Hello, World! Meet Language AI: Part 2

This article is the Hello, World! of language AI — a hands-on tour of what’s possible, written for developers with little or no background in Artificial Intelligence (AI). In fact, we’ll do that by exploring the Hello, World! phrase itself. This is part two of a two-part series.

A hands-on tour of Language AI for developers with little or no background in AI
A hands-on tour of Language AI for developers with little or no background in AI
You can find Part 1 here.

If you are a developer looking to add language processing capabilities to your project, this guide is for you. We’ll give you a quick tour of what’s possible with language AI using Cohere’s Large Language Model (LLM) API. Our guide is essentially your “Hello, World!” of language AI, and since this is all about language processing, we’ll start by exploring the phrase Hello, World! itself!

In Part 1 of our series, we mentioned the three groups of tasks that you will typically work on when dealing with language data:

  1. Generating text
  2. Classifying text
  3. Analyzing text

We covered Generating text in Part 1. In this post, we’ll continue with the other two groups and finally, summarize all three endpoints in a table for easy reference.

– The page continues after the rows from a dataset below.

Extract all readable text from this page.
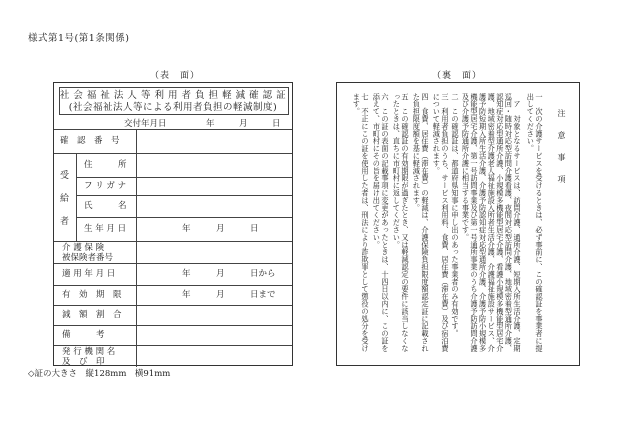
様式第1号(第1条関係)
（表　面）	（裏　面）
社 会 福 祉 法 人 等 利 用 者 負 担 軽 減 確 認 証
(社会福祉法人等による利用者負担の軽減制度)
交付年月日	年	月	日
確　認　番　号
受
給
者
住　　　所
フ リ ガ ナ
氏　　　名
生 年 月 日	年	月	日
介 護 保 険
被保険者番号
適 用 年 月 日	年	月	日から
有　効　期　限	年	月	日まで
減　額　割　合
備　　　考
発 行 機 関 名
及　び　印
◇証の大きさ　縦128mm　横91mm
注　意　事　項
一　次の介護サービスを受けるときは、必ず事前に、この確認証を事業者に提出してください。
　ア　対象となるサービスは、訪問介護、通所介護、短期入所生活介護、定期巡回・随時対応型訪問介護看護、夜間対応型訪問介護、地域密着型通所介護、認知症対応型通所介護、小規模多機能型居宅介護、看護小規模多機能型居宅介護、地域密着型介護老人福祉施設入所者生活介護、介護福祉施設サービス、介護予防短期入所生活介護、介護予防認知症対応型通所介護、介護予防小規模多機能型居宅介護、第一号訪問事業及び第一号通所事業のうち介護予防訪問介護及び介護予防通所介護に相当する事業です。
二　この確認証は、都道府県知事に申し出のあった事業者のみ有効です。
三　利用者負担のうち、サービス利用料、食費、居住費（滞在費）及び宿泊費について軽減されます。
四　食費、居住費（滞在費）の軽減は、介護保険負担限度額認定証に記載された負担限度額を基に軽減されます。
五　この確認証の有効期限が過ぎたとき、又は軽減認定の要件に該当しなくなったときは、直ちに市町村に返してください。
六　この証の表面の記載事項に変更があったときは、十四日以内に、この証を添えて、市町村にその旨を届け出てください。
七　不正にこの証を使用した者は、刑法により詐欺罪として懲役の処分を受けます。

This guide assumes little or no background in machine learning or NLP. The examples are shown using Python, although Cohere also provides SDKs for Node.js, Go, and Ruby. We include only key snippets of the code used, but you can run the full version if you wish. It is hosted on Google Colaboratory, so you won’t need to go through additional setup or installation.

2 - Classifying text

While the previous section is about language generation, the next two are about language understanding. LLMs have been pre-trained with a vast amount of training data, allowing them to capture how words are being used and how their meaning changes depending on the context.

A very common application of this is text classification. Cohere’s Classify endpoint makes it easy to take a list of texts and predict their categories, or classes.

If you have read a little bit about text classification, you may have come across sentiment analysis, which is the task of classifying the sentiment of a text into a number of classes,  say, positive, negative, or neutral. This is useful for applications like analyzing social media content or categorizing product feedback. So, why don’t we try that with the phrase Hello, World!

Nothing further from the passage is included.